La enfermedad también le ha cambiado la mente. “Ha cambiado completamente mi manera de ver la vida”, cuenta. Antes pensaba en el futuro y en el trabajo; ahora valora cada día sin dolor. “Antes era la punta de lanza de la familia, ahora me retraigo”, dice. Su hermana y su marido confirman que, pese a todo, siguen recurriendo a ella: “a cada problema todos tiramos a hablar con ella”.
Cuando buscó información en internet, solo encontró textos médicos y cifras de esperanza de vida de “cinco o diez años”. Pero hablar con otras personas afectadas le cambió el ánimo: “el otro día hablé con dos hermanas gemelas de Tineo que llevan unos dieciséis años batallando y lo consiguen llevar, eso me reconfortó muchísimo”.
Su mayor soporte es la familia. “La comprensión y el cariño son tan importantes como la medicación”, asegura, agradeciendo a su hijo Mario, a su marido, a sus hermanas y a su amiga Albina la compañía diaria.
Bailar sin que la pillen
Bailar. Es la actividad que más disfruta Cova. Ni siquiera el dolor le impide seguir saliendo con sus hermanas y su amiga Albina hasta echar el cierre de las verbenas. “Yo busco nada más llegar un terreno llano en el quedarme toda la noche para brincar sin parar”, confiesa entre risas, “si ven a una loca de sesenta años dando saltos que sepan que soy yo”. Los estragos al día siguiente se hacen notar, pero afirma que esos momentos “son lo que me ayudan a seguir con todo”.
Comenta que, además de sus verbenas intempestivas, sale de casa sea cual sea la dolencia. Uno de los planes es ir con su hermana Marisa a la panadería de Conchita, su otra hermana, en Salas.
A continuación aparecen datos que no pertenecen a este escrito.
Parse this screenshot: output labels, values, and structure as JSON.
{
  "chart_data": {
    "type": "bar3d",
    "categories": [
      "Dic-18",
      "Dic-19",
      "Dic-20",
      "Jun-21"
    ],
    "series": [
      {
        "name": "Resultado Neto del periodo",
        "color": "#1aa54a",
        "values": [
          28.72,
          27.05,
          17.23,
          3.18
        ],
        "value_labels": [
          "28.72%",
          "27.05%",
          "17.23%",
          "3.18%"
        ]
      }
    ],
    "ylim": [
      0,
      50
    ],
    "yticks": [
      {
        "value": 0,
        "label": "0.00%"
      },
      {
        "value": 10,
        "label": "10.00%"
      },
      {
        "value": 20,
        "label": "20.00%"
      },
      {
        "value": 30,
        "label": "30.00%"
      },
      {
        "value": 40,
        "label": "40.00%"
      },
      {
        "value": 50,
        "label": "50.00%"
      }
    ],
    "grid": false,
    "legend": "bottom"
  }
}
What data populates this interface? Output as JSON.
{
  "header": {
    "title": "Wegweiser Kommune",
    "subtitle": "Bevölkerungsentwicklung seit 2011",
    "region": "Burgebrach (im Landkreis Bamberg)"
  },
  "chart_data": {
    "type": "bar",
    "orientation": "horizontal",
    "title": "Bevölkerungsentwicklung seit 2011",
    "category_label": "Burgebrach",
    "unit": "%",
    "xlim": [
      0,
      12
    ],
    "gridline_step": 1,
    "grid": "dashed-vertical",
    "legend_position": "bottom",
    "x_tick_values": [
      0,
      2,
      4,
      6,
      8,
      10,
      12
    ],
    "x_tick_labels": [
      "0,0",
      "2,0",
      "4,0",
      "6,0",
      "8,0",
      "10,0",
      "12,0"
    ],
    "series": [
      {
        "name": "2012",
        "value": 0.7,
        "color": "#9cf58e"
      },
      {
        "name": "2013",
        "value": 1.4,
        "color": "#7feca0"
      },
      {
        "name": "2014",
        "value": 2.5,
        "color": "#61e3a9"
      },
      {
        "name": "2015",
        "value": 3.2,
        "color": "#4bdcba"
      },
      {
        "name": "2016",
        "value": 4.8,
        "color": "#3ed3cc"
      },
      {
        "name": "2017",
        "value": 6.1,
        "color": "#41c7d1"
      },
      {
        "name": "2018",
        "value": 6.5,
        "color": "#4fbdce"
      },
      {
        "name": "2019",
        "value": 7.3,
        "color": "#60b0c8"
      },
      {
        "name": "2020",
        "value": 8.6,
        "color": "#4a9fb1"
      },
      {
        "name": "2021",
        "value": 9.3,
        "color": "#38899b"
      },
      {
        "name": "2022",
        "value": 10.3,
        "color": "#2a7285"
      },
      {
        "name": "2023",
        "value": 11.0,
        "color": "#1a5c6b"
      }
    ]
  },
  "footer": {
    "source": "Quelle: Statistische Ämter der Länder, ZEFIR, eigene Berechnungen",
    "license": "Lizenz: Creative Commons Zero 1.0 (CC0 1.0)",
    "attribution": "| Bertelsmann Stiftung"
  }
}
A veces le cuesta levantarse y bajar las escaleras, pero ni siquiera ello puede con Cova. “Ya les dije a todos que si alguien les pregunta qué hacía una loca moviéndose raro por La Pereda, les digan que era yo haciendo gimnasia”, bromea, “si te encierras en casa, la enfermedad acaba contigo”.
Tal entereza es heredada de su padre. El marido y la hermana de Cova lo recuerdan como un hombre que se subía a la máquina de la chatarrería hasta el último día. “Cova va a doscientos por hora aunque esté doblada del dolor, y eso es todo legado de mi padre”, comenta su hermana. Ella lo confirma: la determinación que su padre le mostró le sirve como ejemplo para levantarse cada día, sea cual sea el achaque. “Al principio traté de llevarlo muy fuerte y ha habido momentos en los que me he venido abajo completamente”, añade, “pero yo sigo adelante”.
“Mi padre siempre decía a la enfermedad que a él no lo iba a coger, que si la veía venir que corría que te las pelas”, recuerda Cova, “eso es un legado que llevo conmigo”. Y así continúa ella. Corriendo, bailando, y sin dejarse pillar.